Ok. The wall will be 16" high max. even with a natural stone cap the weight will be less than a couple hundred pounds per linear foot.


----------



## Tinstaafl (Jan 6, 2008)

Those pics don't show nearly enough of the layout to say if a "wavy" wall would be better than straight. More pics along with a lot drawing would help.


----------



## slowsol (Aug 27, 2005)

dom-mas said:


> Ok. The wall will be 16" high max. even with a natural stone cap the weight will be less than a couple hundred pounds per linear foot.


Agreed. We pour footings for buildings that are only 14" wide.


----------



## dom-mas (Nov 26, 2011)

well footings are supposed to be 2x the width of the wall they're supporting and at least as thick as the width of the wall (not exactly right but I'd have to look at the code again) If you were using a 6" block the 14" footing would be more than adequate.


----------



## shmo (Jun 11, 2011)

I really appreciate all the input.

With that said, I am wondering if most of you think I am headed down the wrong road. Slowsol mentioned that a wall like I was intending to build would look weird in that location. JBM also mentioned that he would personally not put something so permanent in that location.

I'll be honest, the main reason I considered this type of build was the fact that I wanted the wall to look somewhat cohesive with the rest of the house. How better than to use the exact same stone veneer that's used on the house itself, I thought.

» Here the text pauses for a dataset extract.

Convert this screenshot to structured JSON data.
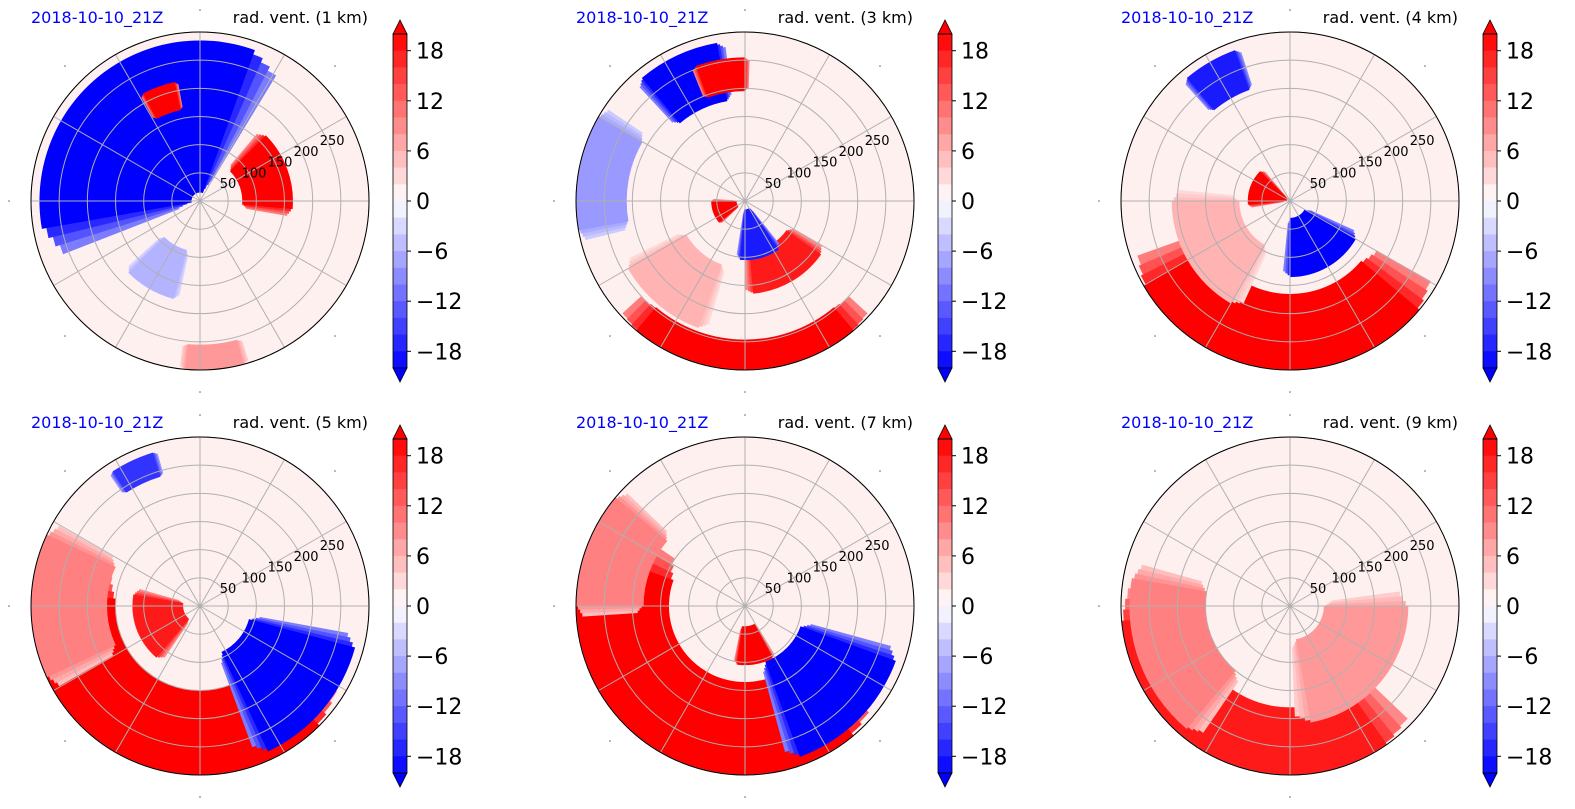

I also want something that looks a little higher end than a cheap stack block. perhaps a tumbled look would work for me, or maybe something else. I am just not sure. Another thing I do not want to end up with is a hodge podge of different masonry. I already have the stone veneer on the house, as well as a stamped and colored concrete on the drive and walk. I don't want my house to end up being the equivalent of wearing plaid pants with my Hawaiian shirt. Apparently my wife says I shouldn't do that anymore.:whistling

I have looked online at Allen block and some other block, but at my local yard there isn't all that much to choose from.I do have a Lowes and a **** Depot nearby, but I have not looked into which brands they carry. If anyone has a suggestion of something that will fit into my criteria, I would be all ears.

I'll take some better pics of the location and post them ASAP

Thanks again,

SHMO


----------



## shmo (Jun 11, 2011)

Well, "ASAP" turned into a few days. 

Anyway, here are a couple pics that show the entire area a little better.


----------



## Tinstaafl (Jan 6, 2008)

I'm no designer, but from those pics I'd go with a straight wall, with no lumpy bits.


----------